Michael O’Brien è uno scrittore epico; ha forte il senso della Grande Storia che si dipana sullo sfondo e anche all’interno delle piccole storie della «gente meccanica e di piccolo affare» di manzoniana memoria. Ha già dimostrato questa inclinazione verso l’epica (suoi «maestri» espliciti sono Tolkien e Lewis) nei primi due episodi della sua saga di sette volumi, “The Children of the Last Days”, “I Figli degli Ultimi Giorni”, che nel mondo anglofono ha suscitato una vasta eco. Episodi pubblicati in Italia dalle Edizioni San Paolo col titolo di “Il nemico” e “Il libraio”. Ora l’inclinazione è confermata da questo imponente terzo capitolo, “L’isola del mondo” (843 pagine).

Il protagonista è Josip Lasta, un giovane ragazzo della Croazia che vive fino in fondo la tragica vicenda novecentesca della propria patria, dalla guerra mondiale agli scontri etnici interni, dalla dittatura comunista (tragico e illusorio «tappo» di quei conflitti) alla ripresa dello scontro con la guerra bosniaca degli anni ’90. Josip è come l’Ismaele di Moby Dick, il sopravvissuto che in quanto tale può raccontare. O’Brien, scrittore-pittore canadese, attraverso la vicenda di Josip Lasta, canta il poema della terra croata così come aveva già fatto raccontando il poema di Israele ne “Il libraio” attraverso la storia di David, il giovanissimo ebreo che lotta per la vita nell’inferno del ghetto di Varsavia.

Nel raccontare la drammatica odissea del croato Josip che cammina attraverso il mondo (l’ex-Jugoslavia è solo il punto di partenza delle sue peregrinazioni), O’Brien non intende solo ridare corpo e voce a chi è stato spazzato dal tritacarne della storia, non vuole solo incarnare una «letteratura della responsabilità», ma anche dire qualcos’altro, dire qualcosa di «escatologico» che, secondo le parole di Benedetto XVI, non vuol dire soltanto guardare «verso la fine del mondo o verso la propria morte, ma in un senso esistenziale: dietro le cose provvisorie cercare il definitivo». Josip è un uomo comune che però riesce, con forza sorprendente, a resistere alla confusione e alla violenza dei tempi in cui vive, e questo avviene grazie all’aiuto di altre persone e al suo amore per la terra: aggrappandosi a queste relazioni riesce a dialogare con il mondo naturale e umano, un atteggiamento che si rivelerà risorsa inesauribile e preziosa nella sua discesa agli inferi.

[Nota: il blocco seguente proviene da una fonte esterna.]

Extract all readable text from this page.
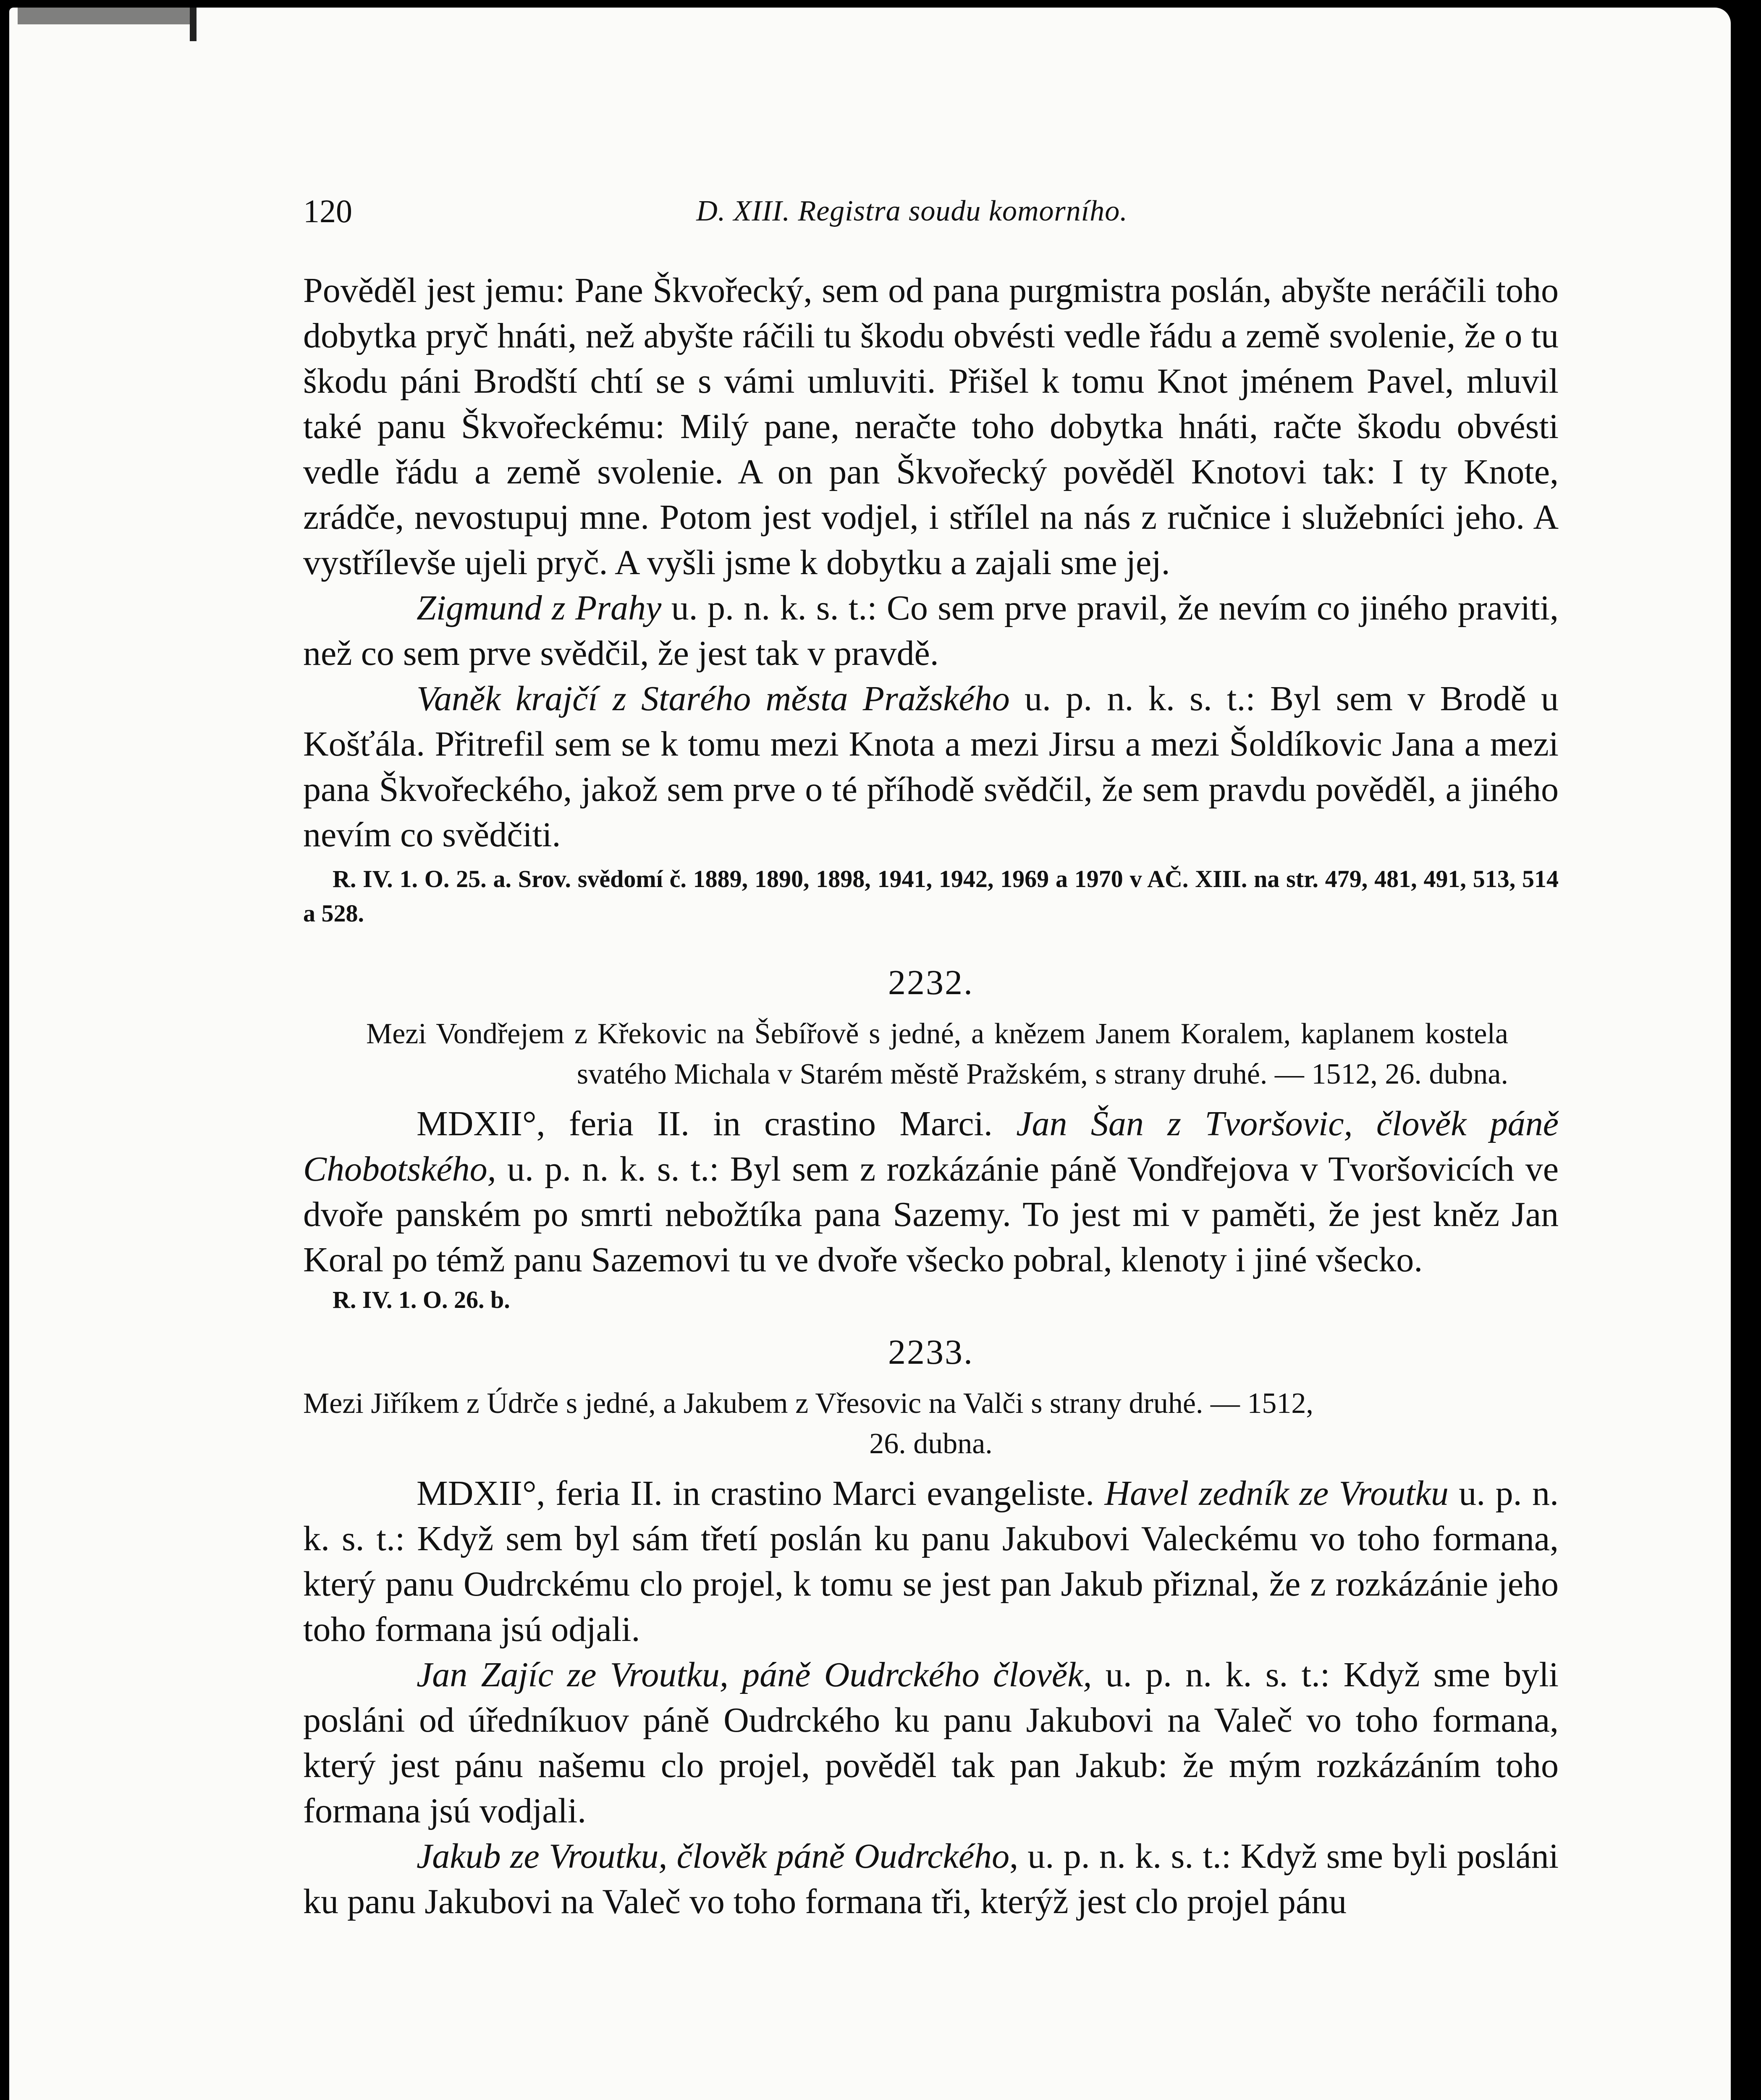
120	D. XIII. Registra soudu komorního.

Pověděl jest jemu: Pane Škvořecký, sem od pana purgmistra poslán, abyšte neráčili toho dobytka pryč hnáti, než abyšte ráčili tu škodu obvésti vedle řádu a země svolenie, že o tu škodu páni Brodští chtí se s vámi umluviti. Přišel k tomu Knot jménem Pavel, mluvil také panu Škvořeckému: Milý pane, neračte toho dobytka hnáti, račte škodu obvésti vedle řádu a země svolenie. A on pan Škvořecký pověděl Knotovi tak: I ty Knote, zrádče, nevostupuj mne. Potom jest vodjel, i střílel na nás z ručnice i služebníci jeho. A vystřílevše ujeli pryč. A vyšli jsme k dobytku a zajali sme jej.

Zigmund z Prahy u. p. n. k. s. t.: Co sem prve pravil, že nevím co jiného praviti, než co sem prve svědčil, že jest tak v pravdě.

Vaněk krajčí z Starého města Pražského u. p. n. k. s. t.: Byl sem v Brodě u Košťála. Přitrefil sem se k tomu mezi Knota a mezi Jirsu a mezi Šoldíkovic Jana a mezi pana Škvořeckého, jakož sem prve o té příhodě svědčil, že sem pravdu pověděl, a jiného nevím co svědčiti.

R. IV. 1. O. 25. a. Srov. svědomí č. 1889, 1890, 1898, 1941, 1942, 1969 a 1970 v AČ. XIII. na str. 479, 481, 491, 513, 514 a 528.
2232.
Mezi Vondřejem z Křekovic na Šebířově s jedné, a knězem Janem Koralem, kaplanem kostela svatého Michala v Starém městě Pražském, s strany druhé. — 1512, 26. dubna.

MDXII°, feria II. in crastino Marci. Jan Šan z Tvoršovic, člověk páně Chobotského, u. p. n. k. s. t.: Byl sem z rozkázánie páně Vondřejova v Tvoršovicích ve dvoře panském po smrti nebožtíka pana Sazemy. To jest mi v paměti, že jest kněz Jan Koral po témž panu Sazemovi tu ve dvoře všecko pobral, klenoty i jiné všecko.

R. IV. 1. O. 26. b.
2233.
Mezi Jiříkem z Údrče s jedné, a Jakubem z Vřesovic na Valči s strany druhé. — 1512,
26. dubna.

MDXII°, feria II. in crastino Marci evangeliste. Havel zedník ze Vroutku u. p. n. k. s. t.: Když sem byl sám třetí poslán ku panu Jakubovi Valeckému vo toho formana, který panu Oudrckému clo projel, k tomu se jest pan Jakub přiznal, že z rozkázánie jeho toho formana jsú odjali.

Jan Zajíc ze Vroutku, páně Oudrckého člověk, u. p. n. k. s. t.: Když sme byli posláni od úředníkuov páně Oudrckého ku panu Jakubovi na Valeč vo toho formana, který jest pánu našemu clo projel, pověděl tak pan Jakub: že mým rozkázáním toho formana jsú vodjali.

Jakub ze Vroutku, člověk páně Oudrckého, u. p. n. k. s. t.: Když sme byli posláni ku panu Jakubovi na Valeč vo toho formana tři, kterýž jest clo projel pánu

La storia di Josip Lasta è una storia immortale – tutto il romanzo è narrato all’indicativo presente – che riguarda ogni uomo perché se è vero che «un uomo è se stesso e non un altro», come dirà Josip nel finale del romanzo, è anche vero che ogni uomo «è un’isola nel mare dell’essere» e «le isole sono collegate, perché è dal mare che sono venute, e il mare scorre in mezzo a loro. Le separa e tuttavia le unisce, se queste imparano a nuotare». In una battuta si può dire che questo romanzo parla del duro e avvincente apprendistato di Josip Lasta (ma anche dello scrittore e forse del lettore) che, alla fine, imparerà a nuotare.

“L’isola del mondo”, di Michael O’Brien, Edizioni San Paolo, 848 pagine, 26 euro.